Начиная с 1959 года все силы Эренбурга отданы созданию многотомных мемуаров — книги, которая сыграла исключительную роль в просвещении его молодых современников.

В перерыве этой большой работы — в 1964 году — Эренбург ощутил возможность снова вернуться к стихам и писал их до 1966-го, когда решил продолжить мемуары, начав их седьмую книгу, чтобы описать завершившуюся новую историческую эпоху страны — эпоху хрущевской оттепели. Для цикла последних стихов Эренбурга, частично напечатанных при его жизни, частично — в перестройку, характерна предельная исповедальность.

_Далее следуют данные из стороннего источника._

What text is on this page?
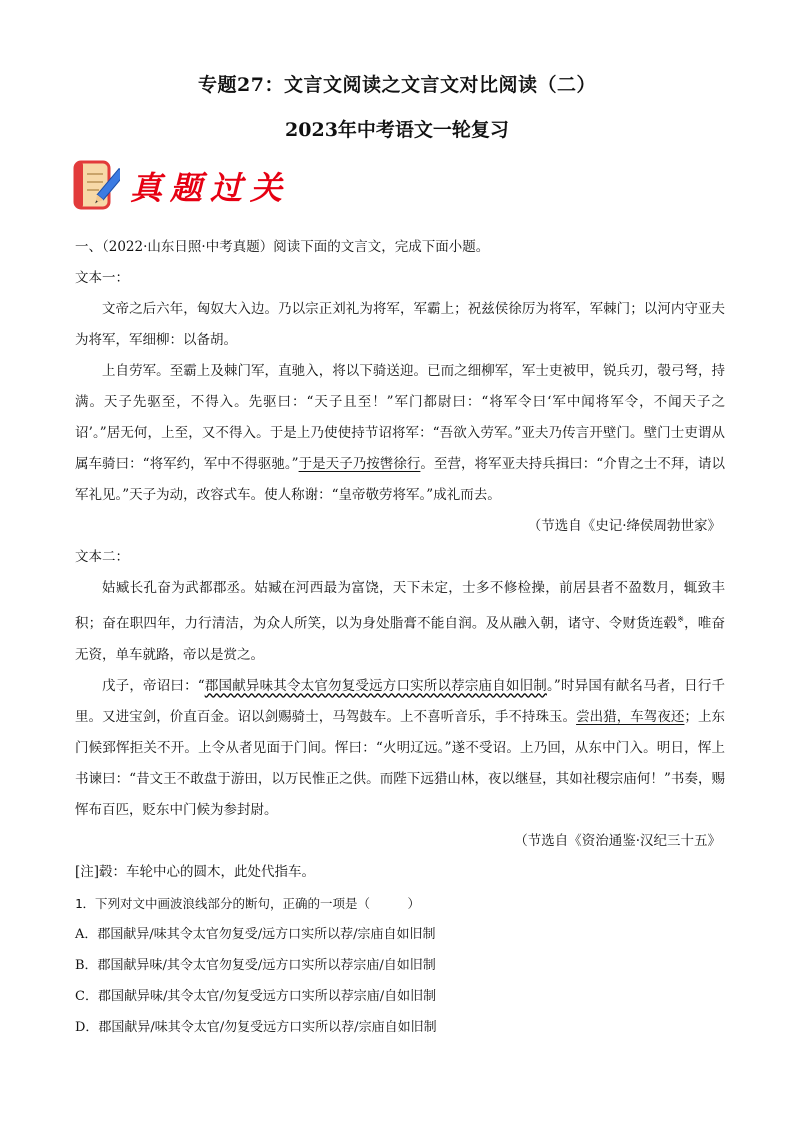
专题27：文言文阅读之文言文对比阅读（二）
2023年中考语文一轮复习
真题过关

一、（2022·山东日照·中考真题）阅读下面的文言文，完成下面小题。

文本一：

文帝之后六年，匈奴大入边。乃以宗正刘礼为将军，军霸上；祝兹侯徐厉为将军，军棘门；以河内守亚夫为将军，军细柳：以备胡。

上自劳军。至霸上及棘门军，直驰入，将以下骑送迎。已而之细柳军，军士吏被甲，锐兵刃，彀弓弩，持满。天子先驱至，不得入。先驱曰：“天子且至！”军门都尉曰：“将军令曰‘军中闻将军令，不闻天子之诏’。”居无何，上至，又不得入。于是上乃使使持节诏将军：“吾欲入劳军。”亚夫乃传言开壁门。壁门士吏谓从属车骑曰：“将军约，军中不得驱驰。”于是天子乃按辔徐行。至营，将军亚夫持兵揖曰：“介胄之士不拜，请以军礼见。”天子为动，改容式车。使人称谢：“皇帝敬劳将军。”成礼而去。

（节选自《史记·绛侯周勃世家》

文本二：

姑臧长孔奋为武都郡丞。姑臧在河西最为富饶，天下未定，士多不修检操，前居县者不盈数月，辄致丰积；奋在职四年，力行清洁，为众人所笑，以为身处脂膏不能自润。及从融入朝，诸守、令财货连毂※，唯奋无资，单车就路，帝以是赏之。

戊子，帝诏曰：“郡国献异味其令太官勿复受远方口实所以荐宗庙自如旧制。”时异国有献名马者，日行千里。又进宝剑，价直百金。诏以剑赐骑士，马驾鼓车。上不喜听音乐，手不持珠玉。尝出猎，车驾夜还；上东门候郅恽拒关不开。上令从者见面于门间。恽曰：“火明辽远。”遂不受诏。上乃回，从东中门入。明日，恽上书谏曰：“昔文王不敢盘于游田，以万民惟正之供。而陛下远猎山林，夜以继昼，其如社稷宗庙何！”书奏，赐恽布百匹，贬东中门候为参封尉。

（节选自《资治通鉴·汉纪三十五》

[注]毂：车轮中心的圆木，此处代指车。

1．下列对文中画波浪线部分的断句，正确的一项是（　　　）

A．郡国献异/味其令太官勿复受/远方口实所以荐/宗庙自如旧制

B．郡国献异味/其令太官勿复受/远方口实所以荐宗庙/自如旧制

C．郡国献异味/其令太官/勿复受远方口实所以荐宗庙/自如旧制

D．郡国献异/味其令太官/勿复受远方口实所以荐/宗庙自如旧制
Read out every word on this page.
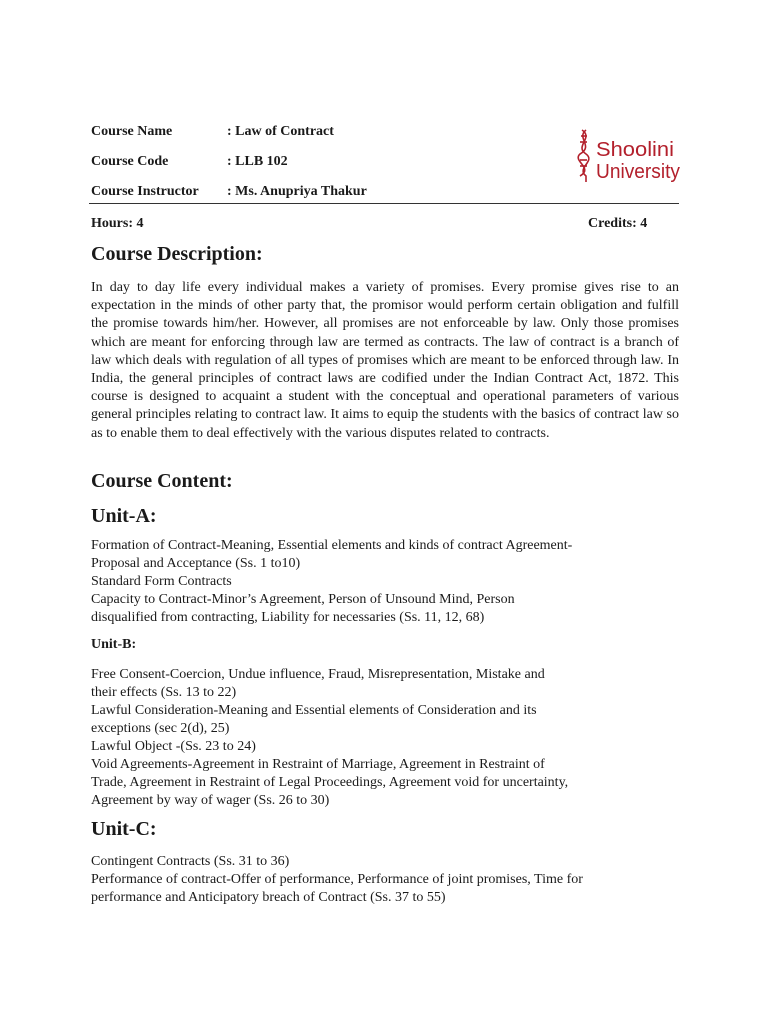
Course Name	: Law of Contract
Course Code	: LLB 102
Course Instructor	: Ms. Anupriya Thakur
Shoolini
University
Hours: 4	Credits: 4
Course Description:

In day to day life every individual makes a variety of promises. Every promise gives rise to an expectation in the minds of other party that, the promisor would perform certain obligation and fulfill the promise towards him/her. However, all promises are not enforceable by law. Only those promises which are meant for enforcing through law are termed as contracts. The law of contract is a branch of law which deals with regulation of all types of promises which are meant to be enforced through law. In India, the general principles of contract laws are codified under the Indian Contract Act, 1872. This course is designed to acquaint a student with the conceptual and operational parameters of various general principles relating to contract law. It aims to equip the students with the basics of contract law so as to enable them to deal effectively with the various disputes related to contracts.

Course Content:
Unit-A:
Formation of Contract-Meaning, Essential elements and kinds of contract Agreement-
Proposal and Acceptance (Ss. 1 to10)
Standard Form Contracts
Capacity to Contract-Minor’s Agreement, Person of Unsound Mind, Person
disqualified from contracting, Liability for necessaries (Ss. 11, 12, 68)
Unit-B:
Free Consent-Coercion, Undue influence, Fraud, Misrepresentation, Mistake and
their effects (Ss. 13 to 22)
Lawful Consideration-Meaning and Essential elements of Consideration and its
exceptions (sec 2(d), 25)
Lawful Object -(Ss. 23 to 24)
Void Agreements-Agreement in Restraint of Marriage, Agreement in Restraint of
Trade, Agreement in Restraint of Legal Proceedings, Agreement void for uncertainty,
Agreement by way of wager (Ss. 26 to 30)
Unit-C:
Contingent Contracts (Ss. 31 to 36)
Performance of contract-Offer of performance, Performance of joint promises, Time for
performance and Anticipatory breach of Contract (Ss. 37 to 55)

Есть в этих стихах и отклик на свержение Хрущева: «Стихи не в альбом»; «В римском музее», — где императорский Рим легко подразумевает тогдашнюю Москву, а Хрущев сравнивается с Калигулой, выходки которого не вынес сенат, как и выходки Никиты Сергеевича — Политбюро:

Простят тому, кто мягко стелет,
На розги розы класть готов,
Но никогда не стерпит челядь,
Чтоб высекли без громких слов.

«Когда зима, берясь за дело…» — стихи о зиме, устилающей белоснежным покровом все хляби осени, а по существу — о том, как под видом борьбы с ошибками Хрущева осуществляли возврат в прошлое, откорректировав его только гарантиями для партаппарата. Есть и жесткий взгляд на советский политический театр, и шире — на судьбу русской революции («В театре» — о фальшивом спектакле и несчастном зрителе, который смотрит его лишь потому, что есть билет, — в 1915-м Эренбург допускал для зрителя возможность возврата билета, имея в виду формулу Ивана Карамазова, теперь у него другая формула — «надо пережить и это», так что зритель обречен досмотреть фарс до конца; «В костеле» — о первых христианах, оказавшихся в дураках, коль скоро создали церковь, неминуемо самодостаточную, и т. д.).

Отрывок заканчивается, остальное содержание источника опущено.